Loan sharks are called "shylocks" in Kenya, and they are flourishing. The term comes from the ruthless moneylender, Shylock, in William Shakespeare's, "The Merchant of Venice." They operate like unregulated finance companies, relying on the sanctity of contract law to keep them in business. And they have not been disappointed. Their poorly worded, ambiguous, photocopied contracts are often misunderstood or misinterpreted by borrowers, many of whom discover after signing the contract that they are obligated to make interest payments of as much as 10 percent of the loan amount per day, or more.
Chapter 23 (3) of the Kenyan Law of Contracts states that any debt must be in writing to be enforceable. And Chapter 23 (2) (2) provides that "no contract in writing shall be void or unenforceable by reason only that it is not under seal." Strictly interpreted, this means that any signed written agreement is valid. Loan sharks have been able use this law in order to have their "contracts" upheld by the courts.
Microfinance Act of 2006
In Chapter 19 Part 1 (2) of the Microfinance Act of 2006, a "microfinance business" is defined as anyone engaged in lending or extending credit at his own risk, "including the provision of short-term loans to small or micro enterprises or low income households and characterized by the use of collateral substitute." The Microfinance Act also requires anyone conducting this kind of business to be licensed.

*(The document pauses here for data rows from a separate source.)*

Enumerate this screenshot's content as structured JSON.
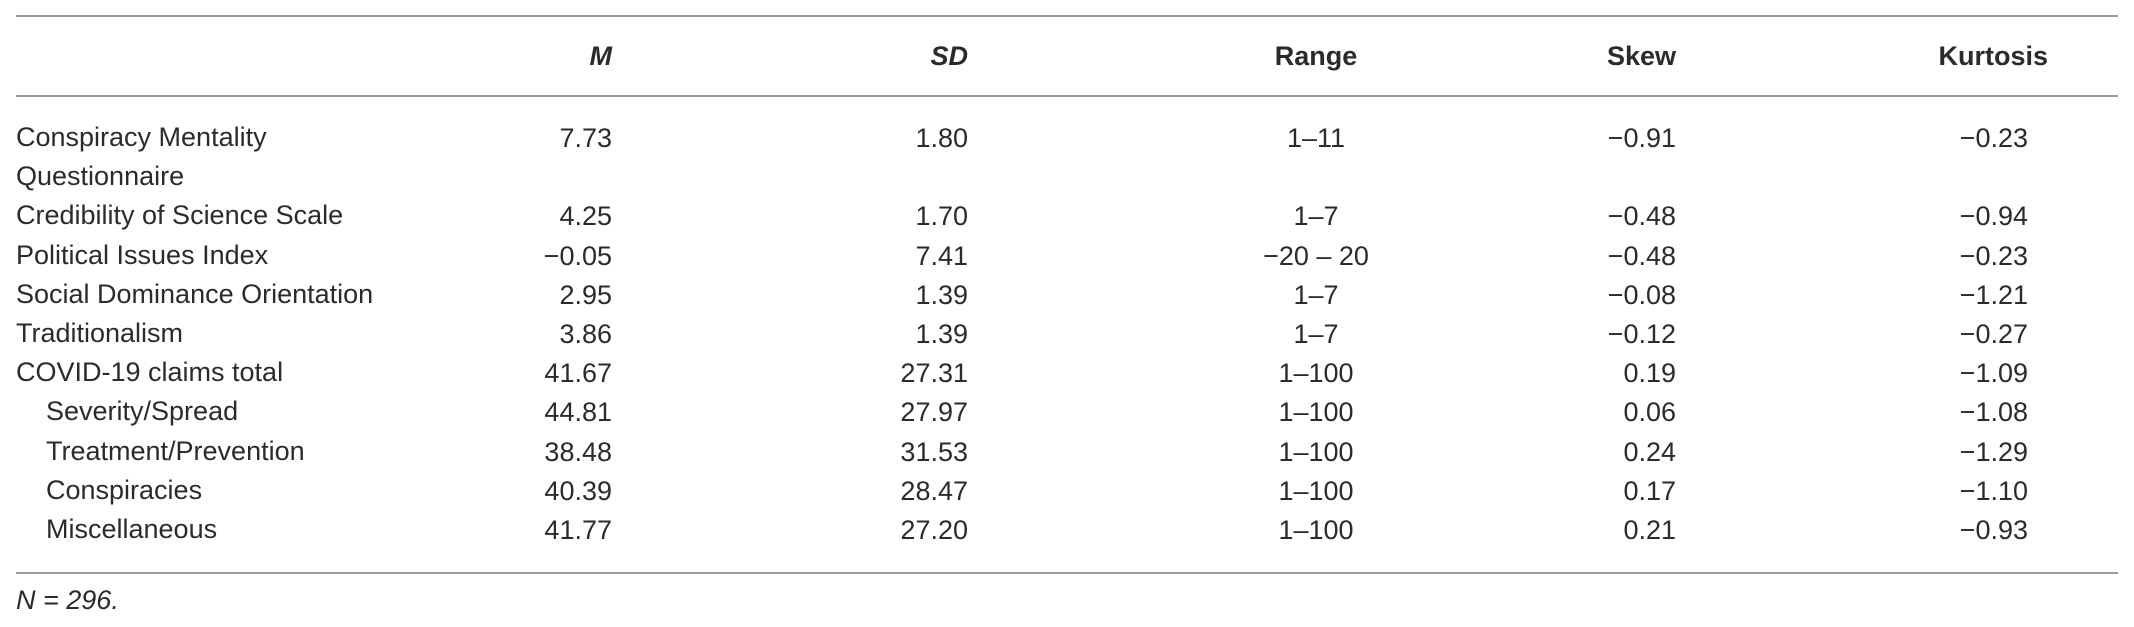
{
  "table": {
    "headers": {
      "label": "",
      "m": "M",
      "sd": "SD",
      "range": "Range",
      "skew": "Skew",
      "kurtosis": "Kurtosis"
    },
    "rows": [
      {
        "label": "Conspiracy Mentality Questionnaire",
        "m": "7.73",
        "sd": "1.80",
        "range": "1–11",
        "skew": "−0.91",
        "kurtosis": "−0.23",
        "indent": false,
        "lines": 2
      },
      {
        "label": "Credibility of Science Scale",
        "m": "4.25",
        "sd": "1.70",
        "range": "1–7",
        "skew": "−0.48",
        "kurtosis": "−0.94",
        "indent": false,
        "lines": 1
      },
      {
        "label": "Political Issues Index",
        "m": "−0.05",
        "sd": "7.41",
        "range": "−20 – 20",
        "skew": "−0.48",
        "kurtosis": "−0.23",
        "indent": false,
        "lines": 1
      },
      {
        "label": "Social Dominance Orientation",
        "m": "2.95",
        "sd": "1.39",
        "range": "1–7",
        "skew": "−0.08",
        "kurtosis": "−1.21",
        "indent": false,
        "lines": 1
      },
      {
        "label": "Traditionalism",
        "m": "3.86",
        "sd": "1.39",
        "range": "1–7",
        "skew": "−0.12",
        "kurtosis": "−0.27",
        "indent": false,
        "lines": 1
      },
      {
        "label": "COVID-19 claims total",
        "m": "41.67",
        "sd": "27.31",
        "range": "1–100",
        "skew": "0.19",
        "kurtosis": "−1.09",
        "indent": false,
        "lines": 1
      },
      {
        "label": "Severity/Spread",
        "m": "44.81",
        "sd": "27.97",
        "range": "1–100",
        "skew": "0.06",
        "kurtosis": "−1.08",
        "indent": true,
        "lines": 1
      },
      {
        "label": "Treatment/Prevention",
        "m": "38.48",
        "sd": "31.53",
        "range": "1–100",
        "skew": "0.24",
        "kurtosis": "−1.29",
        "indent": true,
        "lines": 1
      },
      {
        "label": "Conspiracies",
        "m": "40.39",
        "sd": "28.47",
        "range": "1–100",
        "skew": "0.17",
        "kurtosis": "−1.10",
        "indent": true,
        "lines": 1
      },
      {
        "label": "Miscellaneous",
        "m": "41.77",
        "sd": "27.20",
        "range": "1–100",
        "skew": "0.21",
        "kurtosis": "−0.93",
        "indent": true,
        "lines": 1
      }
    ],
    "note": "N = 296."
  }
}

In Part II Section 9 (1) (c) of that same act, it states that a license can be revoked and the business shut down if the business being conducted is "detrimental to the interests of its depositors or customers." It is not clear why loan sharks in Kenya have not been challenged with the Microfinance Act of 2006; even the loan sharks refer to the business they conduct as "microfinance."
Chapter 19 Part II (4) (1) provides that "no person" can operate as a microfinance business unless such a person is registered as a company pursuant to the Companies Act and licensed through the Central Bank of Kenya. The penalty for noncompliance, as provided in Chapter 19 Part II (4) (2) is "a fine not exceeding one hundred thousand shillings, or to imprisonment for a term not exceeding three years, or to both."
Pursuant to Chapter 19 Part II (4) (i) concerning microfinance businesses, the Central Bank has the authority to prohibit any "such other activity as the Central Bank may prescribe." Chapter 19 Part IV provides for Central Bank's authority to inspect the records and even to intervene in the management of any microfinance business.